Prosecutor: Ex-Attorney General Kane Should Go To Jail Now

Nov 27, 2018

Prosecutors in suburban Philadelphia on Tuesday asked a county judge to revoke former state Attorney General Kathleen Kane's bail so she will have to begin serving a 10- to 23-month perjury sentence.

The Montgomery County district attorney's office filed a revocation request that argued the 52-year-old Kane is not entitled to bail now that the state Supreme Court has declined to take up her appeal.

"Two different appellate courts have reviewed her case, yet her judgment of sentence remains," wrote District Attorney Kevin Steele. "She received a fair trial, her guilt was proven beyond a reasonable doubt and now it is time for her to serve her sentence."

Kane, a Democrat from Scranton, has been free for more than two years since she was sentenced for leaking grand jury information and lying about it.

Her defense lawyer, Joshua Lock, has not returned several messages seeking comment.

Steele's bail revocation motion, directed to Common Pleas Judge Wendy Demchick-Alloy, anticipated that Kane may argue the judge has discretion to keep Kane out on bail while she "seeks further state review."

Steele said that's only possible under a motion for the high court to reconsider its decision turning down her appeal, which he said cannot be done simply to delay the sentence. He said a reconsideration application could only be for delay purposes.

"The Pennsylvania Supreme Court's denial of discretionary review should be considered the conclusion of (Kane's) avenues for direct appeal in state court," Steele argued.

She has remained out on $75,000 bail since her October 2016 sentencing on two counts of felony perjury and seven misdemeanors, including obstruction and conspiracy.

The first woman and first Democrat to be elected as Pennsylvania's attorney general, Kane resigned from office after her conviction.
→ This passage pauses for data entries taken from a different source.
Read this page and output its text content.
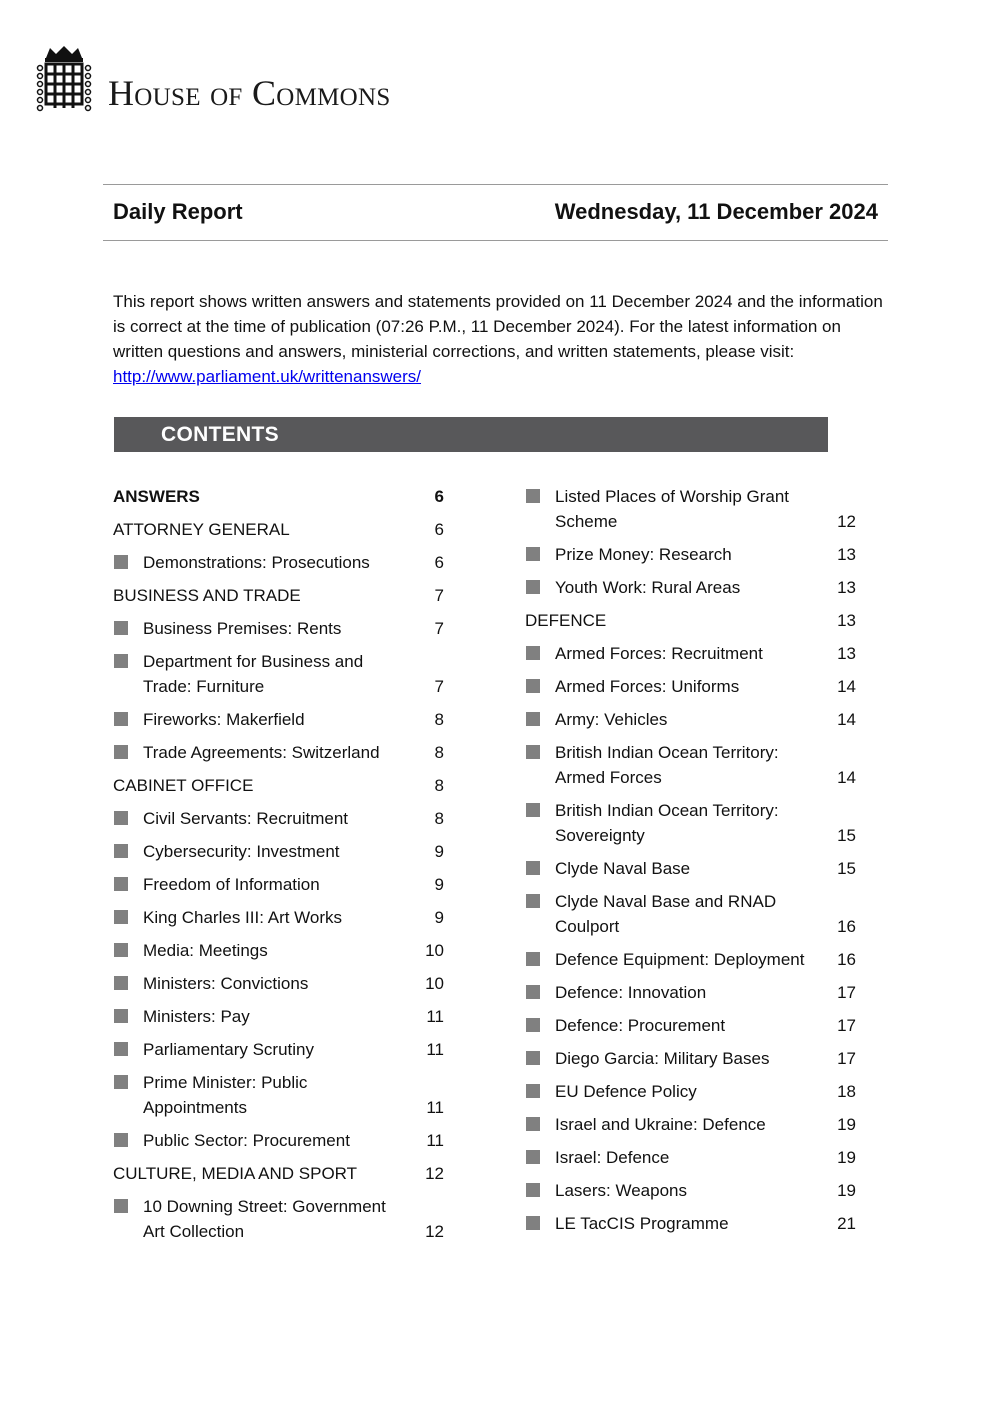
House of Commons
Daily Report	Wednesday, 11 December 2024
This report shows written answers and statements provided on 11 December 2024 and the information is correct at the time of publication (07:26 P.M., 11 December 2024). For the latest information on written questions and answers, ministerial corrections, and written statements, please visit: http://www.parliament.uk/writtenanswers/
CONTENTS
ANSWERS	6
ATTORNEY GENERAL	6
Demonstrations: Prosecutions	6
BUSINESS AND TRADE	7
Business Premises: Rents	7
Department for Business and Trade: Furniture	7
Fireworks: Makerfield	8
Trade Agreements: Switzerland	8
CABINET OFFICE	8
Civil Servants: Recruitment	8
Cybersecurity: Investment	9
Freedom of Information	9
King Charles III: Art Works	9
Media: Meetings	10
Ministers: Convictions	10
Ministers: Pay	11
Parliamentary Scrutiny	11
Prime Minister: Public Appointments	11
Public Sector: Procurement	11
CULTURE, MEDIA AND SPORT	12
10 Downing Street: Government Art Collection	12
Listed Places of Worship Grant Scheme	12
Prize Money: Research	13
Youth Work: Rural Areas	13
DEFENCE	13
Armed Forces: Recruitment	13
Armed Forces: Uniforms	14
Army: Vehicles	14
British Indian Ocean Territory: Armed Forces	14
British Indian Ocean Territory: Sovereignty	15
Clyde Naval Base	15
Clyde Naval Base and RNAD Coulport	16
Defence Equipment: Deployment	16
Defence: Innovation	17
Defence: Procurement	17
Diego Garcia: Military Bases	17
EU Defence Policy	18
Israel and Ukraine: Defence	19
Israel: Defence	19
Lasers: Weapons	19
LE TacCIS Programme	21
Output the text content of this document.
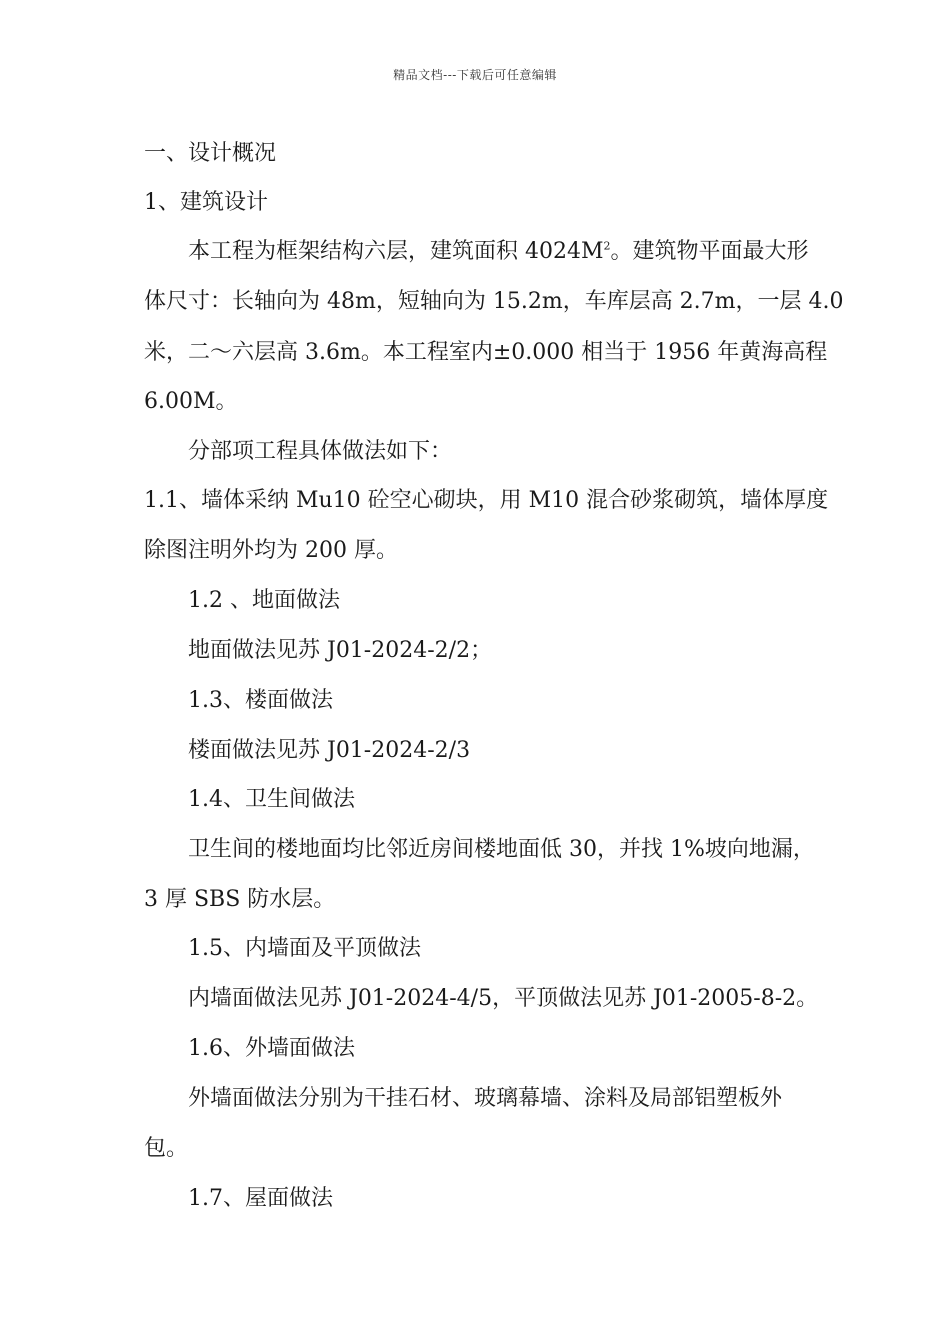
精品文档---下载后可任意编辑
一、设计概况
1、建筑设计
本工程为框架结构六层，建筑面积 $4024M^2$。建筑物平面最大形
体尺寸：长轴向为 48m，短轴向为 15.2m，车库层高 2.7m，一层 4.0
米，二～六层高 3.6m。本工程室内±0.000 相当于 1956 年黄海高程
6.00M。
分部项工程具体做法如下：
1.1、墙体采纳 Mu10 砼空心砌块，用 M10 混合砂浆砌筑，墙体厚度
除图注明外均为 200 厚。
1.2 、地面做法
地面做法见苏 J01-2024-2/2；
1.3、楼面做法
楼面做法见苏 J01-2024-2/3
1.4、卫生间做法
卫生间的楼地面均比邻近房间楼地面低 30，并找 1%坡向地漏，
3 厚 SBS 防水层。
1.5、内墙面及平顶做法
内墙面做法见苏 J01-2024-4/5，平顶做法见苏 J01-2005-8-2。
1.6、外墙面做法
外墙面做法分别为干挂石材、玻璃幕墙、涂料及局部铝塑板外
包。
1.7、屋面做法
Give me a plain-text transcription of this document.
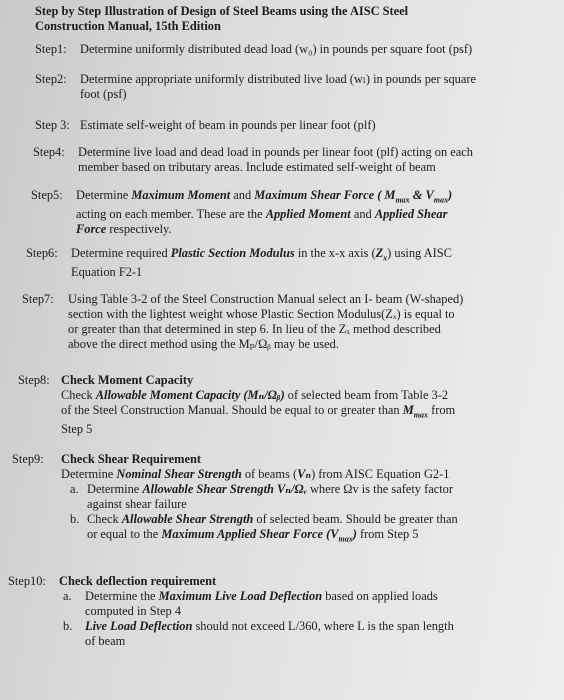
Step by Step Illustration of Design of Steel Beams using the AISC Steel
Construction Manual, 15th Edition
Step1: Determine uniformly distributed dead load (w₀) in pounds per square foot (psf)
Step2: Determine appropriate uniformly distributed live load (wₗ) in pounds per square
foot (psf)
Step 3: Estimate self-weight of beam in pounds per linear foot (plf)
Step4: Determine live load and dead load in pounds per linear foot (plf) acting on each
member based on tributary areas. Include estimated self-weight of beam
Step5: Determine Maximum Moment and Maximum Shear Force ( $M_{max}$ & $V_{max}$)
acting on each member. These are the Applied Moment and Applied Shear
Force respectively.
Step6: Determine required Plastic Section Modulus in the x-x axis $(Z_x)$ using AISC
Equation F2-1
Step7: Using Table 3-2 of the Steel Construction Manual select an I- beam (W-shaped)
section with the lightest weight whose Plastic Section Modulus(Zₓ) is equal to
or greater than that determined in step 6. In lieu of the Zₓ method described
above the direct method using the Mₚ/Ωᵦ may be used.
Step8: Check Moment Capacity
Check Allowable Moment Capacity (Mₙ/Ωᵦ) of selected beam from Table 3-2
of the Steel Construction Manual. Should be equal to or greater than $M_{max}$ from
Step 5
Step9: Check Shear Requirement
Determine Nominal Shear Strength of beams (Vₙ) from AISC Equation G2-1
a. Determine Allowable Shear Strength Vₙ/Ωᵥ where Ωv is the safety factor
against shear failure
b. Check Allowable Shear Strength of selected beam. Should be greater than
or equal to the Maximum Applied Shear Force $(V_{max})$ from Step 5
Step10: Check deflection requirement
a. Determine the Maximum Live Load Deflection based on applied loads
computed in Step 4
b. Live Load Deflection should not exceed L/360, where L is the span length
of beam
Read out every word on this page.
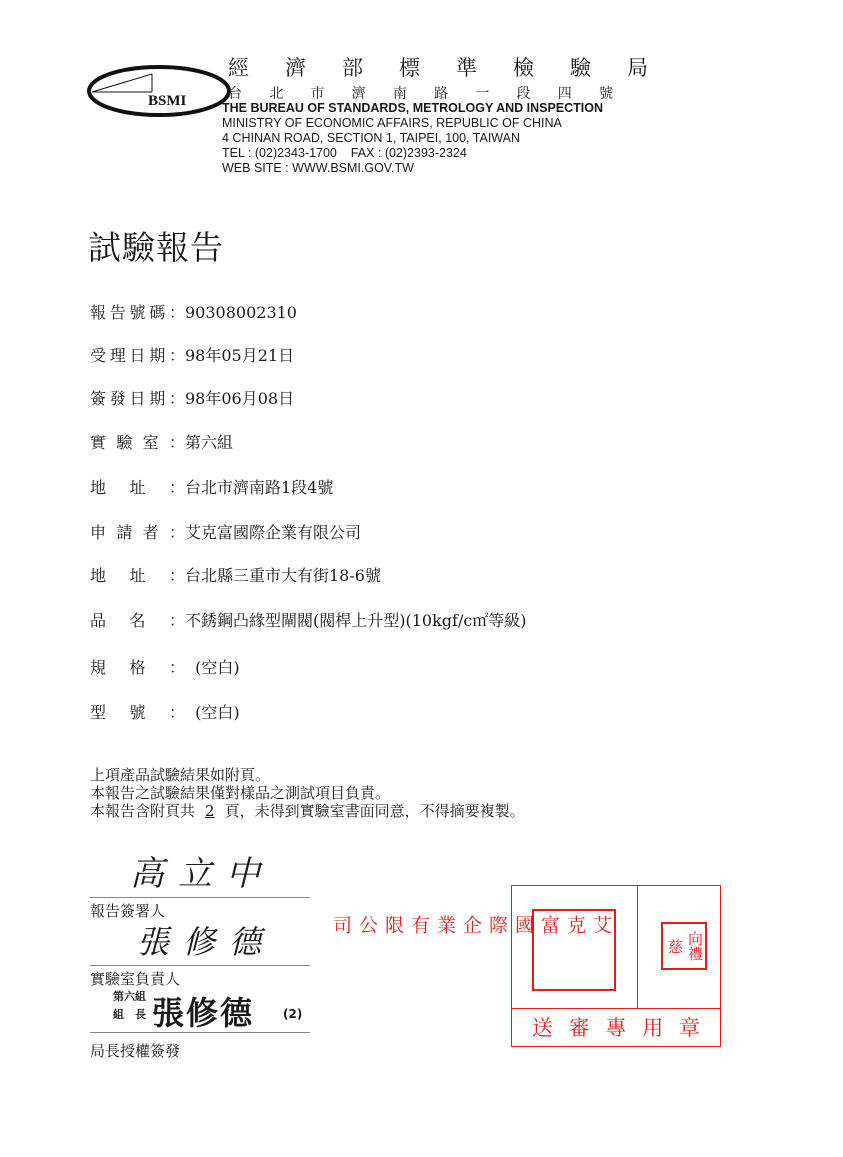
BSMI
經 濟 部 標 準 檢 驗 局
台 北 市 濟 南 路 一 段 四 號
THE BUREAU OF STANDARDS, METROLOGY AND INSPECTION
MINISTRY OF ECONOMIC AFFAIRS, REPUBLIC OF CHINA
4 CHINAN ROAD, SECTION 1, TAIPEI, 100, TAIWAN
TEL : (02)2343-1700    FAX : (02)2393-2324
WEB SITE : WWW.BSMI.GOV.TW
試驗報告
報 告 號 碼 ： 90308002310
受 理 日 期 ： 98年05月21日
簽 發 日 期 ： 98年06月08日
實 驗 室 ： 第六組
地 址 ： 台北市濟南路1段4號
申 請 者 ： 艾克富國際企業有限公司
地 址 ： 台北縣三重市大有街18-6號
品 名 ： 不銹鋼凸緣型閘閥(閥桿上升型)(10kgf/c㎡等級)
規 格 ： (空白)
型 號 ： (空白)
上項產品試驗結果如附頁。
本報告之試驗結果僅對樣品之測試項目負責。
本報告含附頁共 2 頁，未得到實驗室書面同意，不得摘要複製。
高立中
報告簽署人
張修德
實驗室負責人
第六組
組　長 張修德 (2)
局長授權簽發
艾克富國際企業有限公司
向禮慈
送 審 專 用 章
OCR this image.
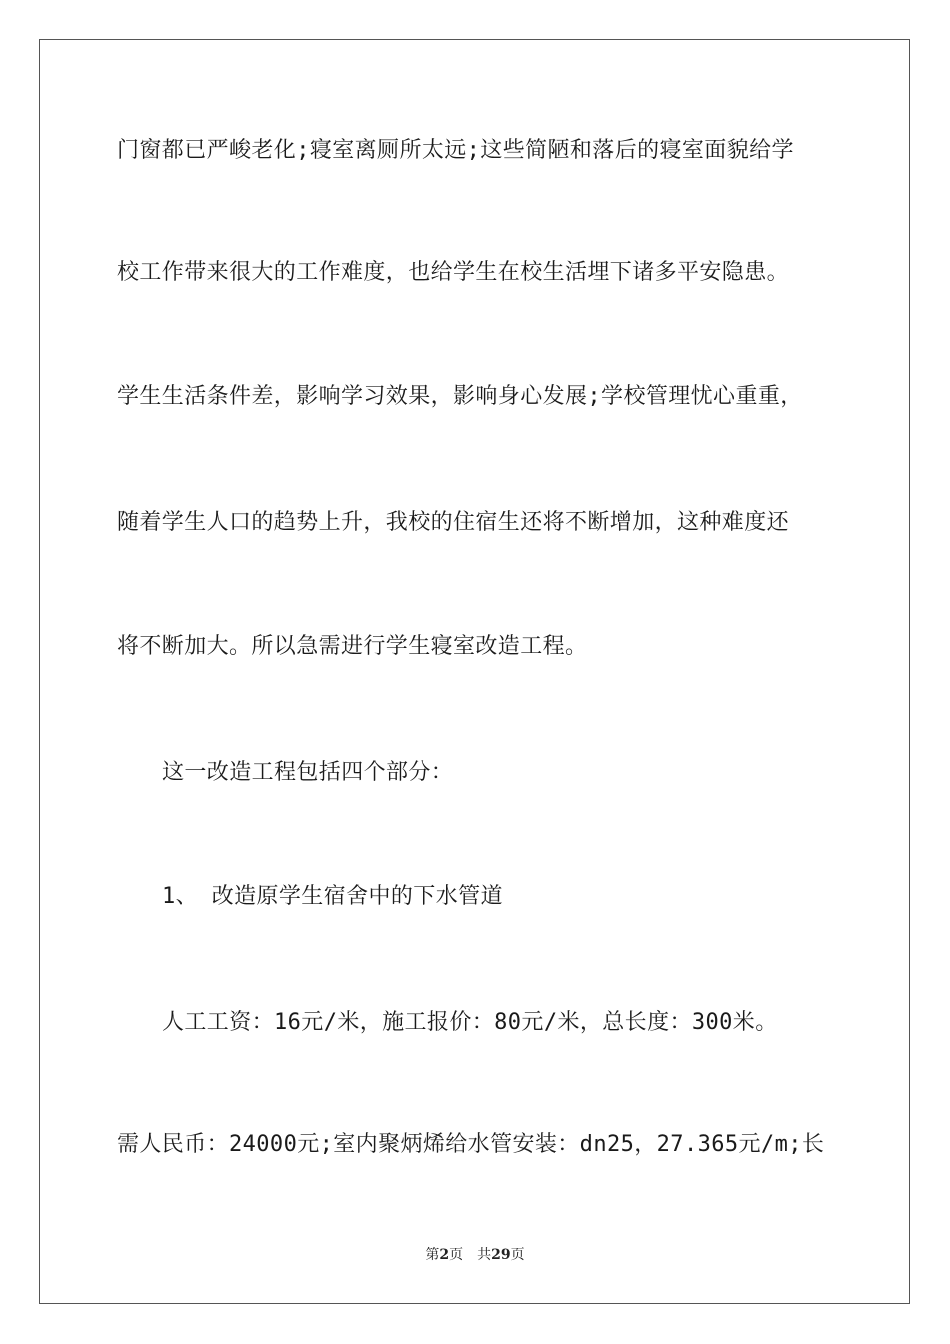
门窗都已严峻老化;寝室离厕所太远;这些简陋和落后的寝室面貌给学
校工作带来很大的工作难度，也给学生在校生活埋下诸多平安隐患。
学生生活条件差，影响学习效果，影响身心发展;学校管理忧心重重，
随着学生人口的趋势上升，我校的住宿生还将不断增加，这种难度还
将不断加大。所以急需进行学生寝室改造工程。
这一改造工程包括四个部分：
1、 改造原学生宿舍中的下水管道
人工工资：16元/米，施工报价：80元/米，总长度：300米。
需人民币：24000元;室内聚炳烯给水管安装：dn25，27.365元/m;长
第2页 共29页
She had argued before Superior Court that she should have been allowed to use evidence of a pornographic email scandal that rocked the state's judicial community as well as evidence related to the Jerry Sandusky child molestation case that her former office prosecuted.

The lower appeals court also rejected her argument that she should have been allowed to prevent all Montgomery County judges from handling her case, as well as her claims that evidence against her was illegally obtained and that she had been the victim of selective and vindictive prosecution.